Many area officials were in the audience with me, and I must credit them for being civil in their criticism, but there was no doubt the number gave them indigestion. Questions were asked, and in the conversation it came out that the number derived from actual agreements between the cities and the developers, details of which were given to the researchers. From the Times' report:

St. Cloud planning director Matt Glaesman said the $31,800 in fees Eisenberg's study suggested local governments are charging for each new home sounded too high. He and other officials have asked the economist to explain how he calculated that number.

"We really didn't have enough information to make a judgment either way," Glaesman said.

Sauk Rapids finance director Jack Kahlhamer said Eisenberg's study includes infrastructure costs, such as sidewalks and storm sewers. But in Sauk Rapids, developers pay those costs themselves, Kahlhamer said. The city doesn't pay or collect fees for those expenses.

While Kahlhamer doesn't doubt homebuilding has a positive impact on the economy, he questions who's receiving the benefit. If new homeowners spend money at a restaurant, that doesn't help the city pay for a new water treatment plant, he said.

"I just see revenues being exaggerated, but I don't see the expenditures there," Kahlhamer said.

Having seen the study, what I found was a calculation for different cities of the relationship between homes built and expenditures on local capital and current expenses. What significantly drives down the cost local government pays are the transfers from the state budget for education (assumed to be 85% in the analysis) and LGA (which, while down, still covers more than 60% of local government administration.)

A flaw in Kahlhamer's statement is that a substantial part of what adds to costs are not payments to government but required expenses to meet codes in the cities. One example: Any building over 8000 square feet must have water sprinklers. There are therefore many condo buildings kept smaller at, say, 7985 square feet. The study appears to have captured those mandated expenses; cities wish to ignore them.

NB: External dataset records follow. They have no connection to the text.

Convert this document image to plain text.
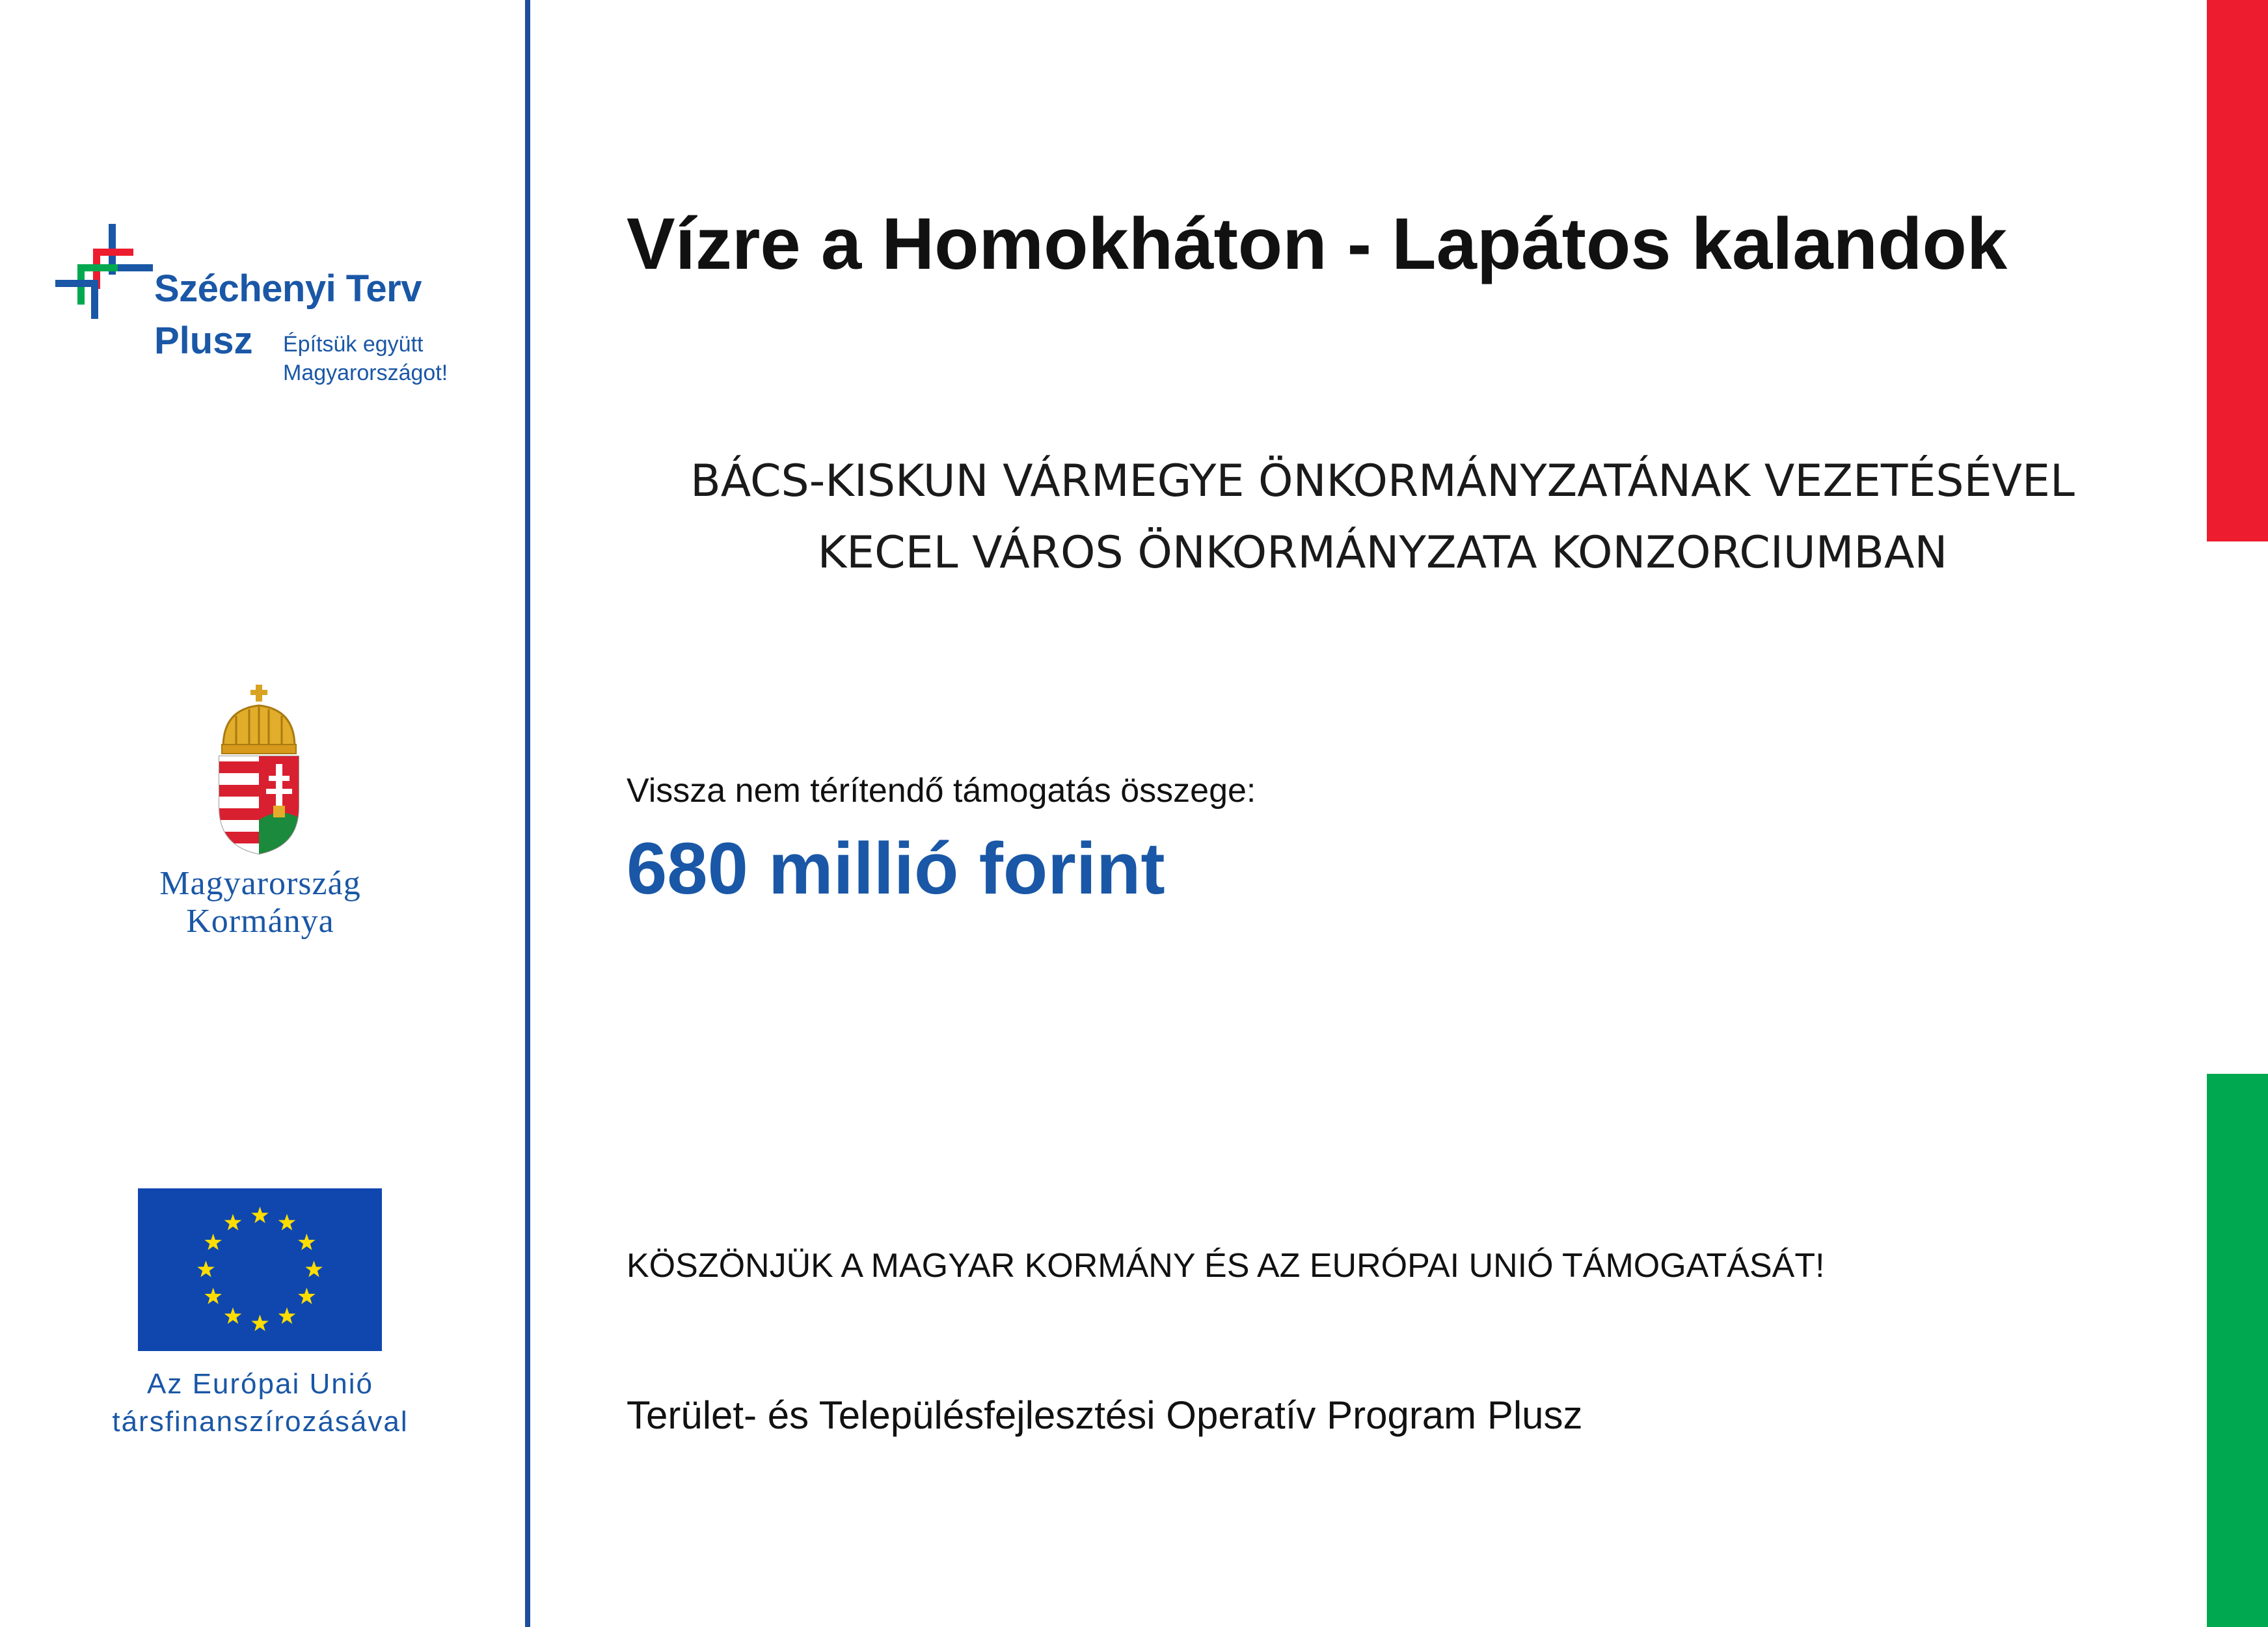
Széchenyi Terv
Plusz Építsük együtt
Magyarországot!
Magyarország
Kormánya
Az Európai Unió
társfinanszírozásával
Vízre a Homokháton - Lapátos kalandok
BÁCS-KISKUN VÁRMEGYE ÖNKORMÁNYZATÁNAK VEZETÉSÉVEL
KECEL VÁROS ÖNKORMÁNYZATA KONZORCIUMBAN
Vissza nem térítendő támogatás összege:
680 millió forint
KÖSZÖNJÜK A MAGYAR KORMÁNY ÉS AZ EURÓPAI UNIÓ TÁMOGATÁSÁT!
Terület- és Településfejlesztési Operatív Program Plusz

There is an additional benefit to the homeowner, the city official will certainly say, but the economist responds by saying the sprinklers could be purchased by the homeowner if the benefit to the homeowner exceeds the cost. If you're trying to hold down the cost of firefighting, simply ask the homeowner to pay a fee per call to the fire department.

I think it's quaint to believe that the cities charge only what they need to develop land. Undeveloped land is a tax source for them: they have a monopoly on platting and permitting for home development, so they will charge a price that allows them to capture a good deal of the profit of development. It is far less costly to city officials -- particularly around election time -- to raise impact fees than taxes on current residents. But monopoly pricing will push up the cost of housing and reduce the number of units produced. (And this while the cities still suck up to the affordable housing lobby.) And, just as I predicted years ago, the building is being pushed further and further out into the countryside. Building boomlets are happening north of St. Cloud in places like Rice now, where fees are much lower ... for now.